A acusação conta que, “face a esta posição do município, a Selminho instaurou no Tribunal Administrativo e Fiscal do Porto, em 15 de dezembro de 2010, uma ação em que pedia a declaração de ilegalidade dos artigos 41.º e 42.º do PDM – normas de que derivava a inviabilidade da construção – ou, se tal pedido improcedesse, a condenação do município no pagamento de uma indemnização pelos danos causados pela aplicação daquelas normas ao terreno onde queria construir”.
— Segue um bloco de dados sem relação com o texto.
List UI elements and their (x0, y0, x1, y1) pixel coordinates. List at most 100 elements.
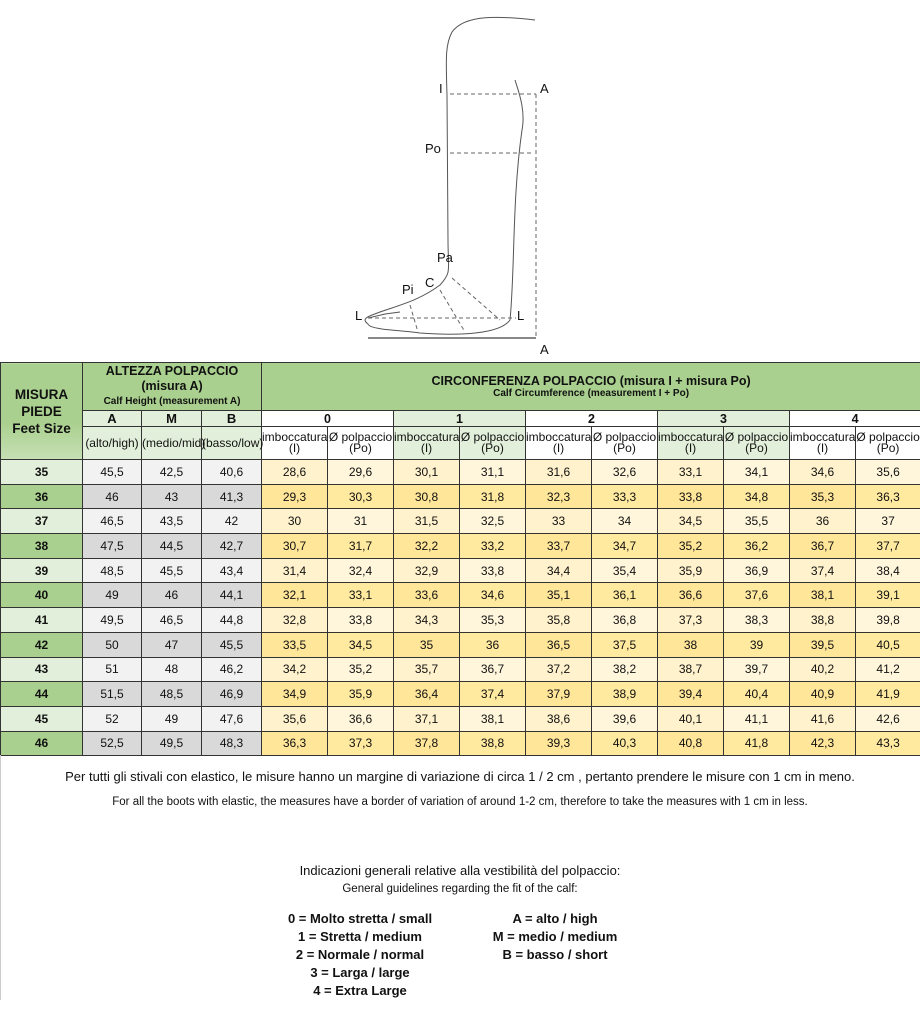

A acusação do MP sustenta que, após tomar posse como presidente, em outubro de 2013, Rui Moreira determinou que o município alterasse a posição jurídica e/ou urbanística “que vinha sucessivamente adotando, quer nos litígios judiciais, quer nos procedimentos administrativos, relativamente à pretensão” da Selminho de construir num terreno na escarpa da Arrábida.
“Tal alteração de posição foi motivada pela intenção de beneficiar a sociedade comercial de que era sócio com os familiares; e que se concretizou na assunção pelo município, em transação judicialmente homologada em setembro de 2014”, refere a acusação.
A transação foi realizada “sem qualquer autorização da Assembleia Municipal, do compromisso de diligenciar, nomeadamente durante a revisão do Plano Diretor Municipal (PDM), pela alteração da qualificação do solo do terreno, de modo a que esta pudesse aí construir, e na aceitação de submeter a um tribunal arbitral a fixação de uma indemnização devida à sociedade comercial caso as alterações ao plano diretor municipal não fossem efetuadas”.
No acordo de 2014, no primeiro mandato do independente, o município assumiu o compromisso de devolver capacidade construtiva àquele terreno, no âmbito da atual revisão do PDM, ou recorrer a um tribunal arbitral para definir uma eventual indemnização à imobiliária.
No centro da disputa estava um terreno na escarpa do Douro, vendido por um casal que, em Montalegre, o registou por usucapião à imobiliária Selminho, em 2001, e que o tribunal considerou ser propriedade municipal, na sequência de uma ação movida pela autarquia em 2017.
Este processo foi iniciado após ter sido divulgado que um técnico da autarquia concluiu serem municipais 1661 dos 2260 metros quadrados apresentados pela Selminho para construção na escarpa da Arrábida.
Em maio, o Supremo confirmou a decisão do Tribunal da Relação do Porto, julgando improcedentes os recursos apresentados pela Selminho, imobiliária da família do presidente da Câmara do Porto, e pelo casal que em 2001 vendeu à empresa um terreno na Arrábida.
Em outubro de 2019, o Tribunal da Relação do Porto confirmou a decisão da primeira instância que, em janeiro desse ano, julgou “nula” a escritura de venda de 2.260 metros quadrados na Arrábida por um casal à Selminho, ordenando o “cancelamento” da sua inscrição na Conservatória do Registo Predial.